Expertly puppeteered by Tim Watts and Wyatt Nixon-Lloyd, Bruce is a yellow block of sponge with goggle eyes, and disembodied, white-gloved hands. But in their hands he is imbued with feeling and character, and invites pity, laughter and frustration from the audience, as a bumbling American who keeps getting it wrong.
The puppeteers do not only play Bruce, however; instead they create a whole host of fully-formed, distinct characters, who become instantly recognisable through quirks of their voices or physicality. Particularly memorable were “One-Eyed Joe”, a bitter Russian who was mutilated by Bruce many years ago, and an old man who we later learn is Bruce too, giving sage advice to his younger self.
Which brings me to the plot. Sensational, action-packed and absolutely bonkers – probably not word ordinarily associated with a one-puppet show, and certainly not with a sponge. But Bruce takes us on an hour-long jaunt that thrusts us back and forward in time, constantly offering new angles on the milestone events of the protagonist’s life, before revealing that he has somehow managed to distort the “space-time continuum”.
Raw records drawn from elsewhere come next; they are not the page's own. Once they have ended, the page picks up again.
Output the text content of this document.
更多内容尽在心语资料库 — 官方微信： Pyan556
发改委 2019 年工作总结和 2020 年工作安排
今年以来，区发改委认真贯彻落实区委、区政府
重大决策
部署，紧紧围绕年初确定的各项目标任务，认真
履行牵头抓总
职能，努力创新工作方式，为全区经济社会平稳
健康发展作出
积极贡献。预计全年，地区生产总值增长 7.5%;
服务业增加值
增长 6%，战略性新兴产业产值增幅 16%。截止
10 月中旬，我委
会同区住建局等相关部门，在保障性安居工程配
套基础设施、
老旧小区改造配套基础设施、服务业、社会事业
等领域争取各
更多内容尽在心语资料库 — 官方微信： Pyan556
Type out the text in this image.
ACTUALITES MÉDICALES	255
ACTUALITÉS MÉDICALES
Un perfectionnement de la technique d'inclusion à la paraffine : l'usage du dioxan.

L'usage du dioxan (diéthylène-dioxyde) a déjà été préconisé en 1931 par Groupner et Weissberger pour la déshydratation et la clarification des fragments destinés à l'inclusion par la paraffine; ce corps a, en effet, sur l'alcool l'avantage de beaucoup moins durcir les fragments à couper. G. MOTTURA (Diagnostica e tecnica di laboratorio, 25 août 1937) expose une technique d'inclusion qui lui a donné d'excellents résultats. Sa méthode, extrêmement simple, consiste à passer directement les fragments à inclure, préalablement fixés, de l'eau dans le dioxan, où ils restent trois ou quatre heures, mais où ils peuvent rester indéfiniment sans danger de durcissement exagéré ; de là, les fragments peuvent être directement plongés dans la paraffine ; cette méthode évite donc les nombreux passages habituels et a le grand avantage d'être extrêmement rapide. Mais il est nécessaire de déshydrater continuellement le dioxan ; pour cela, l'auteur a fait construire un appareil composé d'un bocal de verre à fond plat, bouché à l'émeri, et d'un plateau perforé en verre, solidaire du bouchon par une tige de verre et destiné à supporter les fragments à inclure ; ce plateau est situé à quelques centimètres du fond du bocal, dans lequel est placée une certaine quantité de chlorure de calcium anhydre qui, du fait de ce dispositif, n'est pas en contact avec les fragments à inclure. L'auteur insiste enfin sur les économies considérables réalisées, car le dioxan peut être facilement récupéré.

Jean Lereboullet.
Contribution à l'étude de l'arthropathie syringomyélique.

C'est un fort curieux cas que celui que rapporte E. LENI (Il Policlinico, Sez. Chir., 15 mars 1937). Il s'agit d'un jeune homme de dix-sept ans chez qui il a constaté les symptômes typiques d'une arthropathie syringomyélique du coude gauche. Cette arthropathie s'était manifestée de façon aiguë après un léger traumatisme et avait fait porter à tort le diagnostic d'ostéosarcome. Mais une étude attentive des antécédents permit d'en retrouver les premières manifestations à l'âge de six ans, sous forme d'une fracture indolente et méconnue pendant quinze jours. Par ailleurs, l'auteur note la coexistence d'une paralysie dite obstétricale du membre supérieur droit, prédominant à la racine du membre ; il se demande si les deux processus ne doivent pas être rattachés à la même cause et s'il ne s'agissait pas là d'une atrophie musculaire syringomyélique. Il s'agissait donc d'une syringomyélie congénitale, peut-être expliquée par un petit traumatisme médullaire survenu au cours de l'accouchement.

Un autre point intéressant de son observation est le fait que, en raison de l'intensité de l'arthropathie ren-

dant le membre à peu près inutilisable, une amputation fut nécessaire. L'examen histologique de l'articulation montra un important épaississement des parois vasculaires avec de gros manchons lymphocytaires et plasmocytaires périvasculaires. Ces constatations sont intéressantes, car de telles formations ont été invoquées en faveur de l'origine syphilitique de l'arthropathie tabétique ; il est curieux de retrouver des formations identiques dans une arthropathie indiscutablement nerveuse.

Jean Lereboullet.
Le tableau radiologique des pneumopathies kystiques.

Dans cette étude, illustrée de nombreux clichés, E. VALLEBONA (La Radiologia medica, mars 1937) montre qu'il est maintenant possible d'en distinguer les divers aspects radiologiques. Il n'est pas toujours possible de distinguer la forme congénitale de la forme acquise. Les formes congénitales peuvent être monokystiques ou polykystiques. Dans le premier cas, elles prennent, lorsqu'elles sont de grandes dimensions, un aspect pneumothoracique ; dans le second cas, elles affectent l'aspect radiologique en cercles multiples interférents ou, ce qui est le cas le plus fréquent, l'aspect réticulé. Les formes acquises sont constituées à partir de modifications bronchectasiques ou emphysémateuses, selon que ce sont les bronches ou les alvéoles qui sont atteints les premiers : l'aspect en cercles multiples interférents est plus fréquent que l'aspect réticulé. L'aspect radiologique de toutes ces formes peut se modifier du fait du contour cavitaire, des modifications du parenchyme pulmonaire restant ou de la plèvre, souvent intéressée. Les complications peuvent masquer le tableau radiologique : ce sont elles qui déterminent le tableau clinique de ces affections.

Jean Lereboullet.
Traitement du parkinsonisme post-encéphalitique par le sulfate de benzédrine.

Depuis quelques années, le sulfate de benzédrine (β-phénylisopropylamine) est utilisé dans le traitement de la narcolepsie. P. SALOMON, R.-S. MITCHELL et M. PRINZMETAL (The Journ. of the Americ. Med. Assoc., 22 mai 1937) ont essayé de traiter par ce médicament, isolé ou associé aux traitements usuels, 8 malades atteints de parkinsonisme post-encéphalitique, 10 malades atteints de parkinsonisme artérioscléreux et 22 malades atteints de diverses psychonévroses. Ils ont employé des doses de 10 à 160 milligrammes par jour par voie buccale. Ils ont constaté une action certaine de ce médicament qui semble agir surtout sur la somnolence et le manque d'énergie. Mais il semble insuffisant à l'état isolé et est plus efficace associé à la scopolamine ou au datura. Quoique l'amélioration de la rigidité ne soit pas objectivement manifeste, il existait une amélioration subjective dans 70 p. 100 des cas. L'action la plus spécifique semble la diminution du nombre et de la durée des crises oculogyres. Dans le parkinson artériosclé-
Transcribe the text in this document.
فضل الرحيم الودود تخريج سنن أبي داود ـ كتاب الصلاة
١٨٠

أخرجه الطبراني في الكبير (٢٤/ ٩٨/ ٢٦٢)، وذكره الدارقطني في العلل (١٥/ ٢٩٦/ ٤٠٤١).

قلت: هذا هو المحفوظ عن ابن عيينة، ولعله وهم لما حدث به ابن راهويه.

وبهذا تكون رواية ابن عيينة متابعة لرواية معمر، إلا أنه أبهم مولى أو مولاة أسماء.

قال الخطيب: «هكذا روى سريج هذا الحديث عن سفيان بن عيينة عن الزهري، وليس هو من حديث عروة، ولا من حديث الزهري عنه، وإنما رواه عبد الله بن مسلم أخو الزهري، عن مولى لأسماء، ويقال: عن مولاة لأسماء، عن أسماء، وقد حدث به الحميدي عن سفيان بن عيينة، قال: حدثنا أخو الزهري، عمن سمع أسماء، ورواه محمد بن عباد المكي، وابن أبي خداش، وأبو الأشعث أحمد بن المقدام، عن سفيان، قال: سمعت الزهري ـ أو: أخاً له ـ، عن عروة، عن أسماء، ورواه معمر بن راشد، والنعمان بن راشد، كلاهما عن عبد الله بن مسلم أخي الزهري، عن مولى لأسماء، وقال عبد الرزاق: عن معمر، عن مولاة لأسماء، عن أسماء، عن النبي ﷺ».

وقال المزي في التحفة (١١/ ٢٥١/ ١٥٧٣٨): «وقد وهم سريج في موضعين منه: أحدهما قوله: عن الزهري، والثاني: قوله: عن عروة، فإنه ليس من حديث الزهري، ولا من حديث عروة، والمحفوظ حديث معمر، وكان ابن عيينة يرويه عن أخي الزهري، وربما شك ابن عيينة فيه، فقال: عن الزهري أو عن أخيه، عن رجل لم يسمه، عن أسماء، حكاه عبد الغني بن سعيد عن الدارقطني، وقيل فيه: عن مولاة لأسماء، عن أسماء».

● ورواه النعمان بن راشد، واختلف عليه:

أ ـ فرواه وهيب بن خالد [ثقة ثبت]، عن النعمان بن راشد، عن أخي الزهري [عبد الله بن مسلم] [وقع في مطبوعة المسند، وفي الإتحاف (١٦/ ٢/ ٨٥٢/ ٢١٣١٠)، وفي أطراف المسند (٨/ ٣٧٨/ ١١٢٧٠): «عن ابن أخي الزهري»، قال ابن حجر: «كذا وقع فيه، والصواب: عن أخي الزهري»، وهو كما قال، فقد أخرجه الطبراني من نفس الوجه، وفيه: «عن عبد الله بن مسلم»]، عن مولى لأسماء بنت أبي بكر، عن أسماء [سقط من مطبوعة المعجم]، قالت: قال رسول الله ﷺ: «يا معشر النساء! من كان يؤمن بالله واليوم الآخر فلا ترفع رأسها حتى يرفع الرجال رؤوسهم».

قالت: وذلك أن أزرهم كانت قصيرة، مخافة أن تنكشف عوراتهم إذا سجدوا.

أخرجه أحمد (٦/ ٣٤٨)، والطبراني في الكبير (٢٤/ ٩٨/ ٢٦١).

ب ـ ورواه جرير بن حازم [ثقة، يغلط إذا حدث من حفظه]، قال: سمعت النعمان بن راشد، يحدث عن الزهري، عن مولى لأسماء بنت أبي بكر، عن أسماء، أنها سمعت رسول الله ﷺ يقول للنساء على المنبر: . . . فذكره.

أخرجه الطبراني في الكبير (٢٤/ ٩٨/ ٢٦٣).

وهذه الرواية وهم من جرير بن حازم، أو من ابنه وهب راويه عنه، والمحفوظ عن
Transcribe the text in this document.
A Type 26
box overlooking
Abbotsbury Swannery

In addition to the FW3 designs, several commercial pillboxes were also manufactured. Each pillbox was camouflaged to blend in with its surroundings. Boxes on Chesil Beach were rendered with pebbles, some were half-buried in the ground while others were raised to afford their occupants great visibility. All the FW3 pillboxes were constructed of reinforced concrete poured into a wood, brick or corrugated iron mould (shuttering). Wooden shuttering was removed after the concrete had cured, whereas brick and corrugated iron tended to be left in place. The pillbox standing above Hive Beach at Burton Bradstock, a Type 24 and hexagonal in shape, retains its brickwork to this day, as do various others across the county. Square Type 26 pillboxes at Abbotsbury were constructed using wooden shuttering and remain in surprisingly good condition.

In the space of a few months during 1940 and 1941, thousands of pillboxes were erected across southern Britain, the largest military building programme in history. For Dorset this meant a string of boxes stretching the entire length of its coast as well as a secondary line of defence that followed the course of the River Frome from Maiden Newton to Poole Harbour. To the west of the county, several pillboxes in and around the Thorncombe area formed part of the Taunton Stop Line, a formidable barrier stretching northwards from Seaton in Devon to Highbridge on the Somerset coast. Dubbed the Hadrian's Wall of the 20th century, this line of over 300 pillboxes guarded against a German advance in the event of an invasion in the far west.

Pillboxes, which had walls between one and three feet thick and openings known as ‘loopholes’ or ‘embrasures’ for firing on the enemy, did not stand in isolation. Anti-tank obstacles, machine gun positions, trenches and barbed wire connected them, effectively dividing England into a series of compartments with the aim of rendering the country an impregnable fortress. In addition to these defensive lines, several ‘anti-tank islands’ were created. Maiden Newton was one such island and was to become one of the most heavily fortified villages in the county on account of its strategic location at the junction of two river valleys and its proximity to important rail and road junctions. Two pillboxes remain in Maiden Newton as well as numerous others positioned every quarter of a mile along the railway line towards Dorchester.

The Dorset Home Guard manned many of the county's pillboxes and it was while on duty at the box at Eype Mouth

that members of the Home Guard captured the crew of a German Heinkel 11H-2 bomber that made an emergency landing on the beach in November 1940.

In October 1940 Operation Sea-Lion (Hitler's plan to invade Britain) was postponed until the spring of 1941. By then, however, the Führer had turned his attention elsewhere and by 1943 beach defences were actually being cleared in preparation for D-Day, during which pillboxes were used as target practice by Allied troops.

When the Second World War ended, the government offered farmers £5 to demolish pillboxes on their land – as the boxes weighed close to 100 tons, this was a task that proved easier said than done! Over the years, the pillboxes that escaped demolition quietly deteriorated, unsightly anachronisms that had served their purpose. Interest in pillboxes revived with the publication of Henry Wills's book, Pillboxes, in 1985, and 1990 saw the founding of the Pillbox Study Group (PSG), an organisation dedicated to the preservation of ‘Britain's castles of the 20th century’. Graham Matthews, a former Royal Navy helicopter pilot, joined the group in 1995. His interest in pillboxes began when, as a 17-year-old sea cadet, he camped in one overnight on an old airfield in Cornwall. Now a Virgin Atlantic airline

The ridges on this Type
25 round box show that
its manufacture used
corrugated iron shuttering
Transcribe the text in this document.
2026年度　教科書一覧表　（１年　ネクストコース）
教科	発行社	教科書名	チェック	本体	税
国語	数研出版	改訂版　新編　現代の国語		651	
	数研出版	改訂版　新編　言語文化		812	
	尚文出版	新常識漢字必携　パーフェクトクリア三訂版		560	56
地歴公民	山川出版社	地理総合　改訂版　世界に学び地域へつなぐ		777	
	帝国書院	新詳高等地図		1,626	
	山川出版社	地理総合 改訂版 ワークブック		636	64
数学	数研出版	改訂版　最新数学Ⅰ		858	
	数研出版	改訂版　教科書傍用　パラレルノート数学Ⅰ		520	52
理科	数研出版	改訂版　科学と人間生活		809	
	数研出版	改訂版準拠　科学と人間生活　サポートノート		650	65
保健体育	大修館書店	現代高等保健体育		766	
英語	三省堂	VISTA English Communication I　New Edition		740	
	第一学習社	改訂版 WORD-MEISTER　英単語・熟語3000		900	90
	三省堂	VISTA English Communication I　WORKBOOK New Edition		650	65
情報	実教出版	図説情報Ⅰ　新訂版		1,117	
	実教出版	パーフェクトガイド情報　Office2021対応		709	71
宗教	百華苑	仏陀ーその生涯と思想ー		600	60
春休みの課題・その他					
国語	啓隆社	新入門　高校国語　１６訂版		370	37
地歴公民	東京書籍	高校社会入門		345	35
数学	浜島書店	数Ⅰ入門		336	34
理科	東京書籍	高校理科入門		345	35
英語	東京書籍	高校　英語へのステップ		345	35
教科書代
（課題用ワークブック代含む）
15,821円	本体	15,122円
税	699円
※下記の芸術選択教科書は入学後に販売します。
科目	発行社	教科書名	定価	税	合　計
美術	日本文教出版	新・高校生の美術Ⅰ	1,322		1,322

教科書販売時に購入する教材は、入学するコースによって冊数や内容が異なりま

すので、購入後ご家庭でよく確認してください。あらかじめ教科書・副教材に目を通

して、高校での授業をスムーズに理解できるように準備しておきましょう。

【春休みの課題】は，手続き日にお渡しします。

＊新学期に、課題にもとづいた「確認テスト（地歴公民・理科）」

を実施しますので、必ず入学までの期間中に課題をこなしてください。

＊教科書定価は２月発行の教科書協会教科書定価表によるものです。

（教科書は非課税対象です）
We are taken through thirty years of Bruce’s life in the last five minutes of the show, always feeling a satisfying step ahead of the puppet, despite the pace of the show. If I had one criticism of the play, it’s that it has a few too many moments that feel like the end, as if the writers couldn’t quite agree on what made for the best ending. But the real strength of the show is in characterisation, rather than narrative. It was really quite remarkable to see how the same block of sponge could be given such a variety of identities, and the success of the show is a testament to the skill of the performers, both as puppeteers and as voice artists.